IEEE Trans Neural Netw Learn Syst. 2023 Aug;34(8):4019-4032. doi: 10.1109/TNNLS.2021.3120331. Epub 2023 Aug 4.

Abstract

Deep learning networks have achieved great success in many areas, such as in large-scale image processing. They usually need large computing resources and time and process easy and hard samples inefficiently in the same way. Another undesirable problem is that the network generally needs to be retrained to learn new incoming data. Efforts have been made to reduce the computing resources and realize incremental learning by adjusting architectures, such as scalable effort classifiers, multi-grained cascade forest (gcForest), conditional deep learning (CDL), tree CNN, decision tree structure with knowledge transfer (ERDK), forest of decision trees with radial basis function (RBF) networks, and knowledge transfer (FDRK). In this article, a parallel multistage wide neural network (PMWNN) is presented. It is composed of multiple stages to classify different parts of data. First, a wide radial basis function (WRBF) network is designed to learn features efficiently in the wide direction. It can work on both vector and image instances and can be trained in one epoch using subsampling and least squares (LS). Second, successive stages of WRBF networks are combined to make up the PMWNN. Each stage focuses on the misclassified samples of the previous stage. It can stop growing at an early stage, and a stage can be added incrementally when new training data are acquired. Finally, the stages of the PMWNN can be tested in parallel, thus speeding up the testing process.

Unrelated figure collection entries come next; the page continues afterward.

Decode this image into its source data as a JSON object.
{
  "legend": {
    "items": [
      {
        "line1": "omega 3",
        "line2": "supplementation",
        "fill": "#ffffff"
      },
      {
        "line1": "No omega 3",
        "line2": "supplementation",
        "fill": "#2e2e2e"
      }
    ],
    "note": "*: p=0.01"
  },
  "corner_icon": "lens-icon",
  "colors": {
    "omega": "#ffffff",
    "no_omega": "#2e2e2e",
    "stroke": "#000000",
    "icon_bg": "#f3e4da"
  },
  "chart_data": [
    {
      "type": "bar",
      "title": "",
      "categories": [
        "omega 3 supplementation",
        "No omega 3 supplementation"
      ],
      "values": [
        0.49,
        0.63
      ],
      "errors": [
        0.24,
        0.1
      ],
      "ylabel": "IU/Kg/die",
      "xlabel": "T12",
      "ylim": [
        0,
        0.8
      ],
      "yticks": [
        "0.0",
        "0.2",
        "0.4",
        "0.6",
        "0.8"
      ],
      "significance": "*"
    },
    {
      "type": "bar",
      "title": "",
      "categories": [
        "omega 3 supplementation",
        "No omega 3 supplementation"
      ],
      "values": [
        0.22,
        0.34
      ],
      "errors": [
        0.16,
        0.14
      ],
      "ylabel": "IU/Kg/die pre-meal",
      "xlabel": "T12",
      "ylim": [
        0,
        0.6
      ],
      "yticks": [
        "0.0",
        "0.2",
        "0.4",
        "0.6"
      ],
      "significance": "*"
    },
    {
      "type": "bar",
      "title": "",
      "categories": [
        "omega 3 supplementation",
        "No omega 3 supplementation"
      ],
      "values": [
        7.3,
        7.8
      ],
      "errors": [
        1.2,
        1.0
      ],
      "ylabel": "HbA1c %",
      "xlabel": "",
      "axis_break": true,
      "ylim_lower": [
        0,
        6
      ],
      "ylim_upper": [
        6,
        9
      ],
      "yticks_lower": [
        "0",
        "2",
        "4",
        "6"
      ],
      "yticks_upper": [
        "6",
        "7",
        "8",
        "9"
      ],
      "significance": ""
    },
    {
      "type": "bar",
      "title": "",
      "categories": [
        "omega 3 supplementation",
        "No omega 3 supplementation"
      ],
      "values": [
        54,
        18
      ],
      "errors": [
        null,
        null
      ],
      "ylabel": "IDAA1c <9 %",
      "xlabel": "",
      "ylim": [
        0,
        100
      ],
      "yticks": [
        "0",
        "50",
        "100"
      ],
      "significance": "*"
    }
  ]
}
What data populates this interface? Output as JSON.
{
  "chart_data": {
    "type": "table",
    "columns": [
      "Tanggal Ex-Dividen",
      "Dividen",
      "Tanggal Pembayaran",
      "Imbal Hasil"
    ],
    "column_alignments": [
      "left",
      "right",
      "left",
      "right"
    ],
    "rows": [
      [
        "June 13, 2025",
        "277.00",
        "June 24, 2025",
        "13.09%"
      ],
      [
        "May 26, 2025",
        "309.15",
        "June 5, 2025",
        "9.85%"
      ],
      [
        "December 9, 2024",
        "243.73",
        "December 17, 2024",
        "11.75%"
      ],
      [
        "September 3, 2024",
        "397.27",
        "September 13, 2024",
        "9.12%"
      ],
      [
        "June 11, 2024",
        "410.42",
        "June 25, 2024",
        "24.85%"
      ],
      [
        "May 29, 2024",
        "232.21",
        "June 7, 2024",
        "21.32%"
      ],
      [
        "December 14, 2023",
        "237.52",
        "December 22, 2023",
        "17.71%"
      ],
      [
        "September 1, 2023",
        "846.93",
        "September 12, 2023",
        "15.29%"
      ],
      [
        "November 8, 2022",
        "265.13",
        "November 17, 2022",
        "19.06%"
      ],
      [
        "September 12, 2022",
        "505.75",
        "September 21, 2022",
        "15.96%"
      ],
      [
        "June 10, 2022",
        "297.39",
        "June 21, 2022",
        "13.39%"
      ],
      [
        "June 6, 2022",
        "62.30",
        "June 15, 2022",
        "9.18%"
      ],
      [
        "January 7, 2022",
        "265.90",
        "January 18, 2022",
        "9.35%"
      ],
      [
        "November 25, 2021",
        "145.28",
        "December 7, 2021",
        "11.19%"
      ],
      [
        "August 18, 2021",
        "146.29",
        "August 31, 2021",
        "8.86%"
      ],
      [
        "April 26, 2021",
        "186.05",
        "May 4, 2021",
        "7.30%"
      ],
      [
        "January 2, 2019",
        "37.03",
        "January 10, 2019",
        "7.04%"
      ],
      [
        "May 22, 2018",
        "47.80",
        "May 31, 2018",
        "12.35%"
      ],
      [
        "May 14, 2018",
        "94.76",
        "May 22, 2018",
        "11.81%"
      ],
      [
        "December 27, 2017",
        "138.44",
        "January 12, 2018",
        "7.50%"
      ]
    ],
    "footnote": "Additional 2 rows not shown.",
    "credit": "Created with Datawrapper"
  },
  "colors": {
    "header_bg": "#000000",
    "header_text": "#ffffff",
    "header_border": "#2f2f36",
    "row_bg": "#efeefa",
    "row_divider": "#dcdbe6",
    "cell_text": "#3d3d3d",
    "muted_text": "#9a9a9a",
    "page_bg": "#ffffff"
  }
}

To sum up, the proposed PMWNN network has the advantages of: 1) optimized computing resources; 2) incremental learning; and 3) parallel testing with stages. The experimental results with the MNIST data, a number of large hyperspectral remote sensing data, and different types of data in different application areas, including many image and nonimage datasets, show that the WRBF and PMWNN can work well on both image and nonimage data and have very competitive accuracy compared to learning models, such as stacked autoencoders, deep belief nets, support vector machine (SVM), multilayer perceptron (MLP), LeNet-5, RBF network, recently proposed CDL, broad learning, gcForest, ERDK, and FDRK.